Will Theo, with the help of Akk, find out who the anonymous 'Enchanté' is?

== Cast and characters ==
=== Main ===
- Kasidet Plookphol (Book) as Theo Asawa-ekanan
- Jiratchapong Srisang (Force) as Akk Itsara

===Supporting===
- Gawin Caskey (Fluke) as Saifa
- Pusit Dittapisit (Fluke) as Natee
- Tharatorn Jantharaworakarn (Boom) as Wayo
- Thanaboon Kiatniran (Aou) as Phupha
- Chayakorn Jutamas (JJ) as Ton
- Napat Patcharachavalit (Aun) as Tan
- Nalinthip Phoemphattharasakun (Fon) as Im
- Keetapat Pongruea (Pleng) as Egg
- Narumon Phongsupan (Koy) as Amphawa
- Oliver Poupart (An) as Dr.
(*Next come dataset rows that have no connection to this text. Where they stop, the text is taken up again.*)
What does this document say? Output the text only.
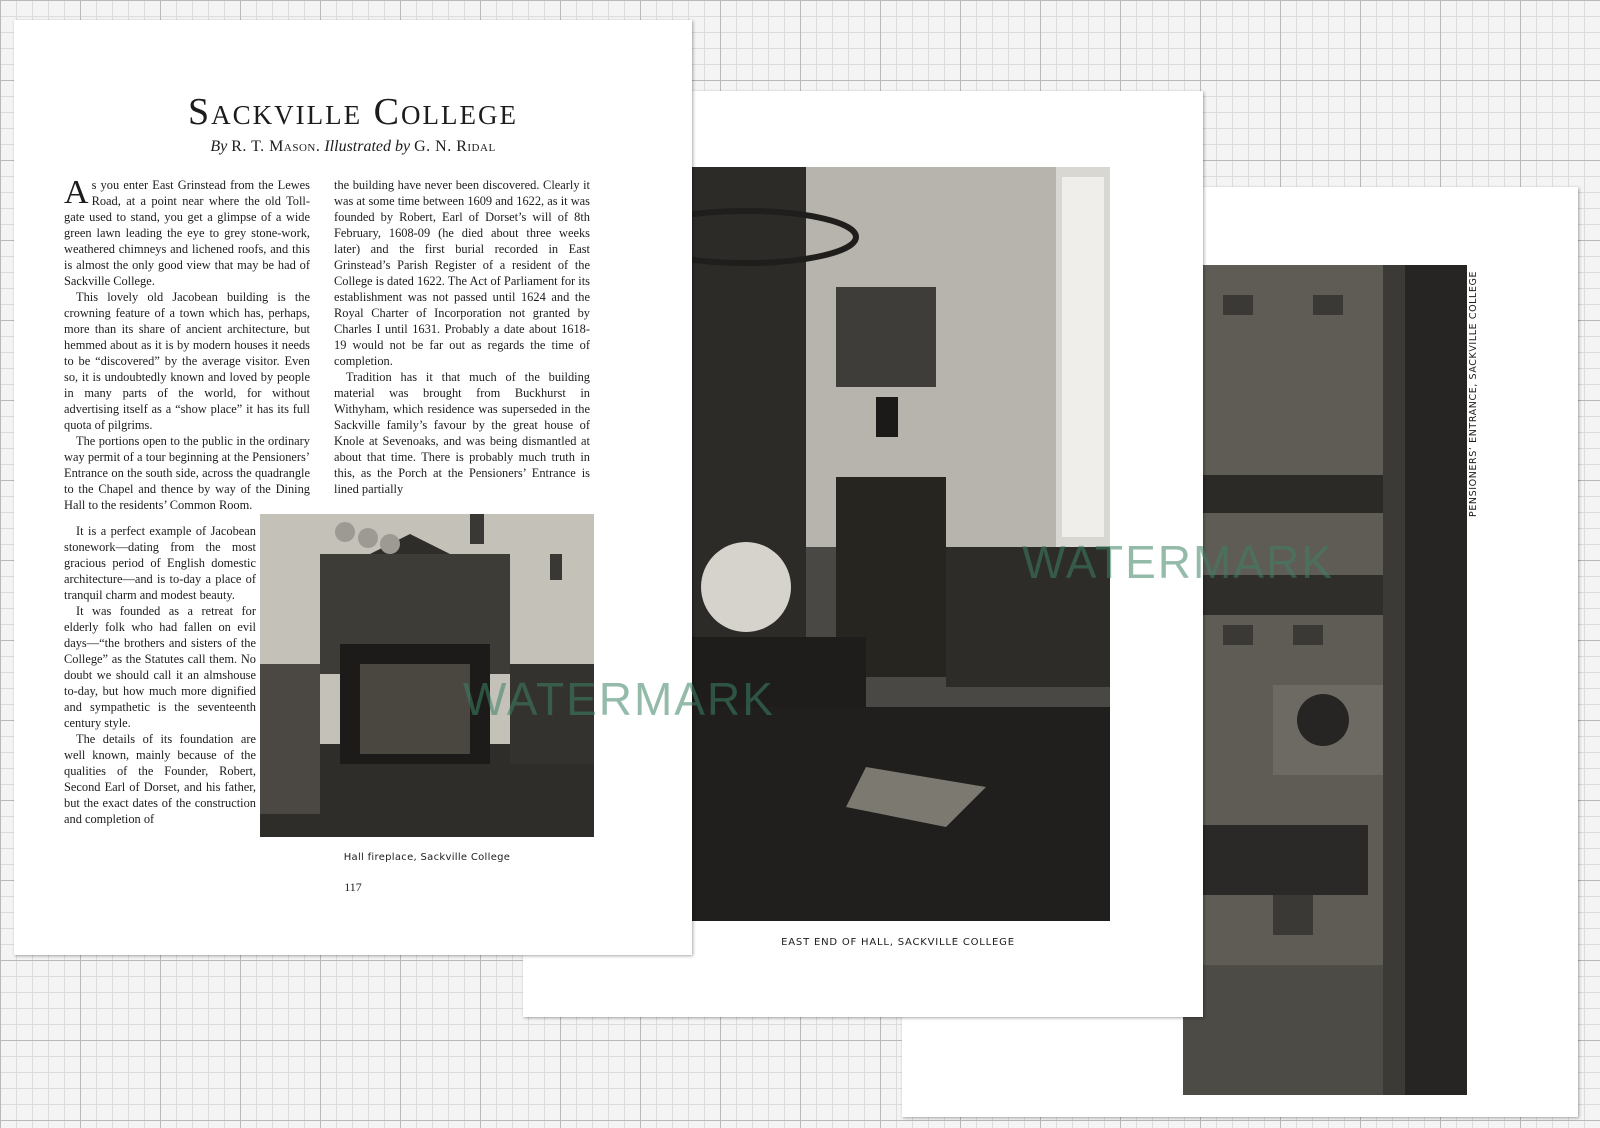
PENSIONERS’ ENTRANCE, SACKVILLE COLLEGE
EAST END OF HALL, SACKVILLE COLLEGE
Sackville College
By R. T. Mason. Illustrated by G. N. Ridal

As you enter East Grinstead from the Lewes Road, at a point near where the old Toll-gate used to stand, you get a glimpse of a wide green lawn leading the eye to grey stone-work, weathered chimneys and lichened roofs, and this is almost the only good view that may be had of Sackville College.

This lovely old Jacobean building is the crowning feature of a town which has, perhaps, more than its share of ancient architecture, but hemmed about as it is by modern houses it needs to be “discovered” by the average visitor. Even so, it is undoubtedly known and loved by people in many parts of the world, for without advertising itself as a “show place” it has its full quota of pilgrims.

The portions open to the public in the ordinary way permit of a tour beginning at the Pensioners’ Entrance on the south side, across the quadrangle to the Chapel and thence by way of the Dining Hall to the residents’ Common Room.

It is a perfect example of Jacobean stonework—dating from the most gracious period of English domestic architecture—and is to-day a place of tranquil charm and modest beauty.

It was founded as a retreat for elderly folk who had fallen on evil days—“the brothers and sisters of the College” as the Statutes call them. No doubt we should call it an almshouse to-day, but how much more dignified and sympathetic is the seventeenth century style.

The details of its foundation are well known, mainly because of the qualities of the Founder, Robert, Second Earl of Dorset, and his father, but the exact dates of the construction and completion of

the building have never been discovered. Clearly it was at some time between 1609 and 1622, as it was founded by Robert, Earl of Dorset’s will of 8th February, 1608-09 (he died about three weeks later) and the first burial recorded in East Grinstead’s Parish Register of a resident of the College is dated 1622. The Act of Parliament for its establishment was not passed until 1624 and the Royal Charter of Incorporation not granted by Charles I until 1631. Probably a date about 1618-19 would not be far out as regards the time of completion.

Tradition has it that much of the building material was brought from Buckhurst in Withyham, which residence was superseded in the Sackville family’s favour by the great house of Knole at Sevenoaks, and was being dismantled at about that time. There is probably much truth in this, as the Porch at the Pensioners’ Entrance is lined partially

Hall fireplace, Sackville College
117
WATERMARK
WATERMARK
Thamrong
- Jitaraphol Potiwihok (Jimmy) as Sun
- Yongwaree Anilbol (Fah) as Fon

===Guest===
- Pawis Sowsrion (Film) (Ep. 1)
- Ravipon Pumruang (Aea) as Saifa’s boss (Ep. 2, 8)
- Darina Boonchu (Nancy) as Nancy (Ep. 4)
- Kanlaya Lerdkasemsub (Ngek) as Phupha’s mother (Ep. 5)
- Thanat Lowkhunsombat (Lee) as Punn (Ep. 10)
- Purim Rattanaruangwattana (Pluem) as Krating (Ep. 10)

==Soundtrack==

| Song title (Official Spelling) | Romanized title (RTGS) | English title | Artist | Ref. |
|---|---|---|---|---|
| ยินดีที่รู้ใจ | Yin-Deē Têē Róō Zhai | "Enchanté" | Tay Tawan |  |
| รู้แค่ผมรักคุณก็พอ | Roo Kae Pom Rak Koon Gaw Paw | "Je t’aime à la folie" | Fluke Gawin |  |

==Reception==
=== Viewership ===
- In the table below, represents the lowest ratings and represents the highest ratings.

| Episode No. | Timeslot (UTC+07:00) | Air date | Average audience share | Ref. |
| 1 | Friday, 8:30pm | 28 January 2022 | 0.146% |  |
| 2 | 4 February 2022 | 0.126% |  |
| 3 | 11 February 2022 | 0.072% |  |
| 4 | 18 February 2022 | 0.027% |  |
| 5 | 25 February 2022 | 0.084% |  |
| 6 | 4 March 2022 | 0.061% |  |
| 7 | 11 March 2022 | 0.146% |  |
| 8 | 18 March 2022 | 0.095% |  |
| 9 | 25 March 2022 | 0.102% |  |
| 10 | 1 April 2022 | 0.052% |  |
| Average |  |  | 0.91% ^{1} |  |

 Based on the average audience share per episode.